Voters authorized debt in 2014
The Eagle River Water & Sanitation District issued $23.3 million of new bonds to fund required improvements to its wastewater treatment system. The bond issuance was authorized in May 2014, when district voters passed a ballot measure (70 percent in favor) approving the new general obligation debt, to be paid back by property tax within the district boundaries.
The mill levy associated with the new debt will begin in 2017, after an existing mill levy expires. According to finance director James Wilkins, the district is paying off a 1998 bond this year. “The mill levy assessed for the ‘98 bonds for the 2015 property taxes, which are paid in 2016 by real property owners within the district’s boundaries, was 0.621 mills,” said Wilkins. “With the new bonds’ annual payment, that mill would drop just a bit – based on last year’s valuations – to 0.619 mills, so it’s a slight tax decrease.” Similar to the mill levy expiring this year, the new one is tied to an annual debt service payment, so the mill levy may fluctuate up or down to generate the exact amount needed each year.

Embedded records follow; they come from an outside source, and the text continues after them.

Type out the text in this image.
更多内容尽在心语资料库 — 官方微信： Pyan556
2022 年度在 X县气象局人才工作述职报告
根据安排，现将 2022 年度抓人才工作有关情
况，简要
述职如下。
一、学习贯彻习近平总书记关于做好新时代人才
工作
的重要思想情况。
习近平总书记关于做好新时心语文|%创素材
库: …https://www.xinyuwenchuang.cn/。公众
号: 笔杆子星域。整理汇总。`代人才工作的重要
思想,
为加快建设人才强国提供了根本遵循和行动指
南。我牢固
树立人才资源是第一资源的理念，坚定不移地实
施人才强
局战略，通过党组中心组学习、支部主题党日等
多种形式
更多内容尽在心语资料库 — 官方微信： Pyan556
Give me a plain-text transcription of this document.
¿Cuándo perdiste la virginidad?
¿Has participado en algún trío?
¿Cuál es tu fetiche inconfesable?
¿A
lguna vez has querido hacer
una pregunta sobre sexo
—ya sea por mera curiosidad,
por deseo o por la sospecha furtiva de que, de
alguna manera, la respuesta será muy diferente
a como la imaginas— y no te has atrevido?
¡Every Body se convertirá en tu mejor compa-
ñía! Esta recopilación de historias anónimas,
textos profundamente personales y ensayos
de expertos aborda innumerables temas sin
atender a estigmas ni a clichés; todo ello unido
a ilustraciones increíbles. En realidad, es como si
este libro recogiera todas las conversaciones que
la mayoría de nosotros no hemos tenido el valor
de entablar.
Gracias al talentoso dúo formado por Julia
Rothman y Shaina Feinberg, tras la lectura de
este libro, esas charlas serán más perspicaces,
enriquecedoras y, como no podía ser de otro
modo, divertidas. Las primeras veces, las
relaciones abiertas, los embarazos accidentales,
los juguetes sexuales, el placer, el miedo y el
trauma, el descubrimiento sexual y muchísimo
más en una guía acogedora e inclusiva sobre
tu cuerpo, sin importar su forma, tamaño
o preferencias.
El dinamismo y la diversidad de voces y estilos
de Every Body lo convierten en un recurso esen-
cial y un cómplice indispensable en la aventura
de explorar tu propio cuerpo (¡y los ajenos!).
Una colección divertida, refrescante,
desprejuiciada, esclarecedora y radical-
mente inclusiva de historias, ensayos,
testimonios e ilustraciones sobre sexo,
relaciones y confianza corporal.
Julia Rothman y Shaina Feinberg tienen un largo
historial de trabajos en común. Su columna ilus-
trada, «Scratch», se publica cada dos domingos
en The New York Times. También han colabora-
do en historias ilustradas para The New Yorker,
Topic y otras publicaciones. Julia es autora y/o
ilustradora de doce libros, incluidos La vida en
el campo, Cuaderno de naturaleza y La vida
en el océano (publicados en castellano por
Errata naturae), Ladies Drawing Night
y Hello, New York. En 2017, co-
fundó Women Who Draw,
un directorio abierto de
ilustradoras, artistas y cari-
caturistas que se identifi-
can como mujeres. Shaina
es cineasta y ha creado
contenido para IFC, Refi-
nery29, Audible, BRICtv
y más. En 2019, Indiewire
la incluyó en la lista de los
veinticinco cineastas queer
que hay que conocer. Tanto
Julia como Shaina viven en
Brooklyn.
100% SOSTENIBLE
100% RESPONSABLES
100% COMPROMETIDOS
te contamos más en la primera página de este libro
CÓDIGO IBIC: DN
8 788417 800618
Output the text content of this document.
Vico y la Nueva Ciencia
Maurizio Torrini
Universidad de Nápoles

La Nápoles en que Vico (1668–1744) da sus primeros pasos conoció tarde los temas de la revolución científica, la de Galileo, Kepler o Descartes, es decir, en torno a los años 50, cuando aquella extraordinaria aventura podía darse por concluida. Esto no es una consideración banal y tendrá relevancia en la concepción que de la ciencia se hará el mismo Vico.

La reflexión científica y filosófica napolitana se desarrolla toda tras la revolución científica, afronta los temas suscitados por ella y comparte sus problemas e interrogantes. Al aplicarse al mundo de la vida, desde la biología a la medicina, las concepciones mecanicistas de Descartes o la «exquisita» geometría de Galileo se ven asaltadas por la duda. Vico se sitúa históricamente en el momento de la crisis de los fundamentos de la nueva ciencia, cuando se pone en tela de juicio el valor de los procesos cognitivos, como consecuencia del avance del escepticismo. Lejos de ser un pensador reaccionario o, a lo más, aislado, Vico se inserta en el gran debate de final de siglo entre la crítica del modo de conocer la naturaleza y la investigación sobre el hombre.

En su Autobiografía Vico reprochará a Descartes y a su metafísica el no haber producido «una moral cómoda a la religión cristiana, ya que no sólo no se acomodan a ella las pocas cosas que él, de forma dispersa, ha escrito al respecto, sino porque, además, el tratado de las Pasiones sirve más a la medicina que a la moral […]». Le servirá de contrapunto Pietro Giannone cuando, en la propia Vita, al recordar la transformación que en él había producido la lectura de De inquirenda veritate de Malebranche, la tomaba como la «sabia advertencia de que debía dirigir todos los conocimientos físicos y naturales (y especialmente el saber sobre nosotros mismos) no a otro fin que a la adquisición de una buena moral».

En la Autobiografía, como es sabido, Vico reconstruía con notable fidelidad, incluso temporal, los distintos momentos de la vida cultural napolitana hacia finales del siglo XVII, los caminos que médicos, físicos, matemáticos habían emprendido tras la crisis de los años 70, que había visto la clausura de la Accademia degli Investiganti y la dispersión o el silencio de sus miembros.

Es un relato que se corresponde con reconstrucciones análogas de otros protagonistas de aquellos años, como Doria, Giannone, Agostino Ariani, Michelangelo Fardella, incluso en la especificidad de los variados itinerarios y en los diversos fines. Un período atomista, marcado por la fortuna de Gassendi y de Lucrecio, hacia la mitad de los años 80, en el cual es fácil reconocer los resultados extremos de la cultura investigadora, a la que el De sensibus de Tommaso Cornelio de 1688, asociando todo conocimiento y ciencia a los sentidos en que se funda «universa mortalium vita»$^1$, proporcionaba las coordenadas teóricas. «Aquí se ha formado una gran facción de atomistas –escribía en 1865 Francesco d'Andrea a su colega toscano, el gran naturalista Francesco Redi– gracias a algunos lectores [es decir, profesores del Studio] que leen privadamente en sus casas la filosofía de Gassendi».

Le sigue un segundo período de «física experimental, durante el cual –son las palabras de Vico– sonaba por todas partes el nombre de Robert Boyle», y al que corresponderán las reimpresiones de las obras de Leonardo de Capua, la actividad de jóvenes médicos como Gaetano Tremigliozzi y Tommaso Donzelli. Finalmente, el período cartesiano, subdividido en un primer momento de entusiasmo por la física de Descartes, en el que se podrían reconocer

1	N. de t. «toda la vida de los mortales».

Prior to the 2014 election, the district indicated to the public that the new bond issue’s repayments would be timed with the payoff of the 1998 bond, such that the impact to property taxes would be nominal. “With the payment on the new bonds almost matching the ones paid off this year, the taxes paid to the district for general obligation bonds will be almost identical,” stated Wilkins.
The 2014 ballot language restricted spending of the bond proceeds to capital expenses related to the district wastewater master plan, which was developed to meet newly enacted statewide regulations that limit the discharge of nutrients from wastewater treatment facilities to waterways. That plan is being implemented in phases, with the first large project at the Edwards wastewater treatment facility scheduled for completion this fall.
The current low interest rate environment allowed the district to finance the improvements at an average interest rate of 3 percent. Additionally, due to the current market appetite for high quality municipal bonds, Wilkins said the district received a coupon discount of nearly $2 million, which covered the issuing costs and allowed the district to realize a full $25 million in proceeds.
Standard & Poor’s Ratings Services assigned its ‘AA-’ rating to the bonds, noting the district’s “favorable service area economy, extremely strong wealth and very strong income levels, and strong liquidity position” as well as “relatively stable utility operations, strong underlying economy, and favorable debt profile” in its ratings report.
The bond sale closed March 31; Wilkins noted its success was due in part to buyers wanting bonds from well-managed local governments. The proceeds will fund a substantial component of the next phase of the wastewater master plan, which is closely evaluated at each step, so the district meets the nutrient regulations goal of improved stream water quality in a fiscally responsible manner.